The people of Athens were generous with us and hopefully our Free Sidewalk Sex Clinic, which documenta 14 described as a nomadic performance, helped open up more space for queer and marginalized people in Athens as it opened more minds to creative sex positivity and absurdist sex humor.

documenta 14–Ecosex Walking Tour of Kassel

documenta 14–Ecosex Walking Tour of Kassel

When Paul B. Preciado began the curatorial process to present our work at documenta 14, he asked what we would like to do most, and we both instantly said the Ecosex Walking Tour. Joy Brooke Fairfield had done a great job helping us script the tour and we were excited to share it in Kassel

Using email and social networking, we issued a call for collaborators to perform with us as tour guides; so many wonderful artists responded it was hard to choose. Documenta paid artist fees and supplied nice places to stay. We were scheduled to perform five afternoon tours, June 14–18, 2017. Piedmont Boutique made us flashy new costumes in collaboration with Christina Dinkel.
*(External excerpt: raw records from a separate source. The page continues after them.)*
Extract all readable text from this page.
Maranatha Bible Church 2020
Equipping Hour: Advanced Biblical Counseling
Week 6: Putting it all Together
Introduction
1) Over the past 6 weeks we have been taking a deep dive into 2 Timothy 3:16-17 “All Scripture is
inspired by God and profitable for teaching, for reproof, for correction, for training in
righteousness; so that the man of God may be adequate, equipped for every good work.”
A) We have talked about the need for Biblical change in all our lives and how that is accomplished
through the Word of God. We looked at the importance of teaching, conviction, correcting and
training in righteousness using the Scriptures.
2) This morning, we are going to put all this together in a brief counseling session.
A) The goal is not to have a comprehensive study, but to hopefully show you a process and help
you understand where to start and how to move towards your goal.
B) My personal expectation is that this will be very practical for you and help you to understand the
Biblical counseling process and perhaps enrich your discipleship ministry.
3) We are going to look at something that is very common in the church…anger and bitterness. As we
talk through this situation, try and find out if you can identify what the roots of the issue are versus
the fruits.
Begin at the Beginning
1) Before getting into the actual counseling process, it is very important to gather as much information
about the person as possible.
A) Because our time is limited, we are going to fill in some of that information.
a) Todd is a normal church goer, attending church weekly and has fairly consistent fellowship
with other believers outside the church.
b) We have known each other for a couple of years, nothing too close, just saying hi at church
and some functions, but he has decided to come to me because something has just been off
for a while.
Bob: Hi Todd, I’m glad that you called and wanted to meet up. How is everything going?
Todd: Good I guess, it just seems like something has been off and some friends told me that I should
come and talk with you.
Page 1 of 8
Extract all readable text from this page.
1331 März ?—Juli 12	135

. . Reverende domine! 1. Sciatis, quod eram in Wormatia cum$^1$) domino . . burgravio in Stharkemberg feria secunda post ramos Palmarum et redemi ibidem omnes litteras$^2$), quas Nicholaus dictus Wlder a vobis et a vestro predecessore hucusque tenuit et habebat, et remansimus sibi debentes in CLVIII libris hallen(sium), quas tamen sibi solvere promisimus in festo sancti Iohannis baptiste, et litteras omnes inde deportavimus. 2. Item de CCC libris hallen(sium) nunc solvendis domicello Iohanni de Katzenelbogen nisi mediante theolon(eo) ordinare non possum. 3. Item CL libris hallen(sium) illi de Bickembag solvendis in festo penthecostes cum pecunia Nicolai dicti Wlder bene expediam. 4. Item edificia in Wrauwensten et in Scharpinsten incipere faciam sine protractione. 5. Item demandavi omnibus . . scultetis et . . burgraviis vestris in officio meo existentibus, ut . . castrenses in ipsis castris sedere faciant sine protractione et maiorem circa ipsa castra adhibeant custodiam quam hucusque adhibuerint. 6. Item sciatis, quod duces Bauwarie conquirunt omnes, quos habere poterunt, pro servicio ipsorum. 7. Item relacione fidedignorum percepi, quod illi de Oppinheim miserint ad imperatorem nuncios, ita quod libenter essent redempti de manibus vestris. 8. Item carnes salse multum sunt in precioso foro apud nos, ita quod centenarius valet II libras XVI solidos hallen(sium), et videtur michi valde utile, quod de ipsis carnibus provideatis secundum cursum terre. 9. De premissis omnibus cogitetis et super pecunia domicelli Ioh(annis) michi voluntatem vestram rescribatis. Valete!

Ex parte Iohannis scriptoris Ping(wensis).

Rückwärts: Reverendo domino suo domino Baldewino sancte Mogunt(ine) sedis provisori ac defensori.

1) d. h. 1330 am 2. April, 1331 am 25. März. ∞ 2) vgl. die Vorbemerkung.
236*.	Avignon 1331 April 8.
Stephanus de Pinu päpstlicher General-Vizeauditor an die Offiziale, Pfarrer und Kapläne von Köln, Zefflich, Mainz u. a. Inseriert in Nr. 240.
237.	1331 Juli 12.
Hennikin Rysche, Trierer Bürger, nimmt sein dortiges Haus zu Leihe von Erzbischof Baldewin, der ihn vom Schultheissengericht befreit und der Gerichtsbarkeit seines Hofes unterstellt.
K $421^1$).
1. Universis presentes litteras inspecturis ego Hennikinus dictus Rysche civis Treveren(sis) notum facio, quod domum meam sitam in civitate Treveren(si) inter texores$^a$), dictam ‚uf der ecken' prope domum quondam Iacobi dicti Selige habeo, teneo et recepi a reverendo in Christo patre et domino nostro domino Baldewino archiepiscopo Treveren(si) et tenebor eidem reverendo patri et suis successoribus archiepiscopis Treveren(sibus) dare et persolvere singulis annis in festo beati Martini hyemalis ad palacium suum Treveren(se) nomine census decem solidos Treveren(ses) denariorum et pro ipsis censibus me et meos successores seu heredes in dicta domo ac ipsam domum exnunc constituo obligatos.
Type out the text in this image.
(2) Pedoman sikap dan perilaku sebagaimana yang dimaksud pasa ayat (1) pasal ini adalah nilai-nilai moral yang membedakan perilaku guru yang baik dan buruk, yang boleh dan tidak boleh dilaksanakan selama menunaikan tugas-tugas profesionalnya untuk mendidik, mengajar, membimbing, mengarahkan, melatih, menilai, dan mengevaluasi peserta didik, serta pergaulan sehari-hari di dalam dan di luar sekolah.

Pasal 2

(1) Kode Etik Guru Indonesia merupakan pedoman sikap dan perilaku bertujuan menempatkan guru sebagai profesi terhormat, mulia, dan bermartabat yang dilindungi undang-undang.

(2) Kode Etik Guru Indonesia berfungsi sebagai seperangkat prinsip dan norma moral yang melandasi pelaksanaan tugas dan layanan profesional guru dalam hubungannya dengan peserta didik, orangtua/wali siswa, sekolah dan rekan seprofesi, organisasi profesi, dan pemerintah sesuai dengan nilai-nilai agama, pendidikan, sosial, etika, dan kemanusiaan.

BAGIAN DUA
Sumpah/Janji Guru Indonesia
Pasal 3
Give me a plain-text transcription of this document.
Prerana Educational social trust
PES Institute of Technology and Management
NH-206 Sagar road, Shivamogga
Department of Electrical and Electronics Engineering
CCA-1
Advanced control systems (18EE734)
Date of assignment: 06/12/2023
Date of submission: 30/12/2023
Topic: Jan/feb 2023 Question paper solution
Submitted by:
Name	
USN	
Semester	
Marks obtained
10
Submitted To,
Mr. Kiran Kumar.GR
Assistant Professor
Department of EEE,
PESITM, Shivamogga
Joy joined us in Germany to direct the production. We chose a route that would begin between the first and last of the trees that Joseph Beuys planted for documenta 7, called 7,000 Oaks (7,000 Eichen). It was exciting to stand between those trees that were also right at the base of Marta Minujín’s huge Parthenon of Books, a re-creation of the Greek landmark constructed of banned books and the centerpiece of documenta 14.

We were really pleased with our performance team, most of whom we had not met before that day. When we arrived to give our first tour, we were shocked to find around two hundred people awaiting us and a mob of news photographers and journalists. We led our tour group over to the Karlsaue Park, the map of which looks remarkably like a vulva and an anus. Our tour wove through major documenta sculptural works, through water fountains, and down flower-lined stone steps. We shared our ecosexual herstories and invited our audience to share theirs. Our group then assembled at a semi-private spot where Annie led our team in an ecosexercise workout—breathing, undulating, building, and circulating erotic energy—which the audience could follow along with if they wanted. Next, we walked to the park’s trash cans, and our team picked up trash as we opined about pollution. Sitting on a nearby bench were a group of men, refugees from Africa, that wanted to share their thoughts. Then we invited the audience to step up to the mic and share their environmental concerns, which they did, illustrating the seriousness of environmental crises. It’s spontaneous moments like these that make working in public space so exciting. The dramatic high point of our show was at the park’s war memorial, where we gave a rousing antiwar speech flanked by our fabulous tour guide team posing with the protest signs. After a few minutes of silence, we ended the tour, handing everyone a special card for their wallets, stating that they had made love to the Earth and were now officially ecosexuals.

Our generous ecosexy performers were Sarah Bouars, Daniel Cremer aka Gaiaboi, Sura Hurtzberg, Camille Käse aka Jemelen, Mathias Lenz aka Dr. Menta, Kristianne Salcines, Tessa Huging, Kay Yoon, Allegra Bliss, Jean Roux aka Rhizome, Jake Winchester, and Valentina.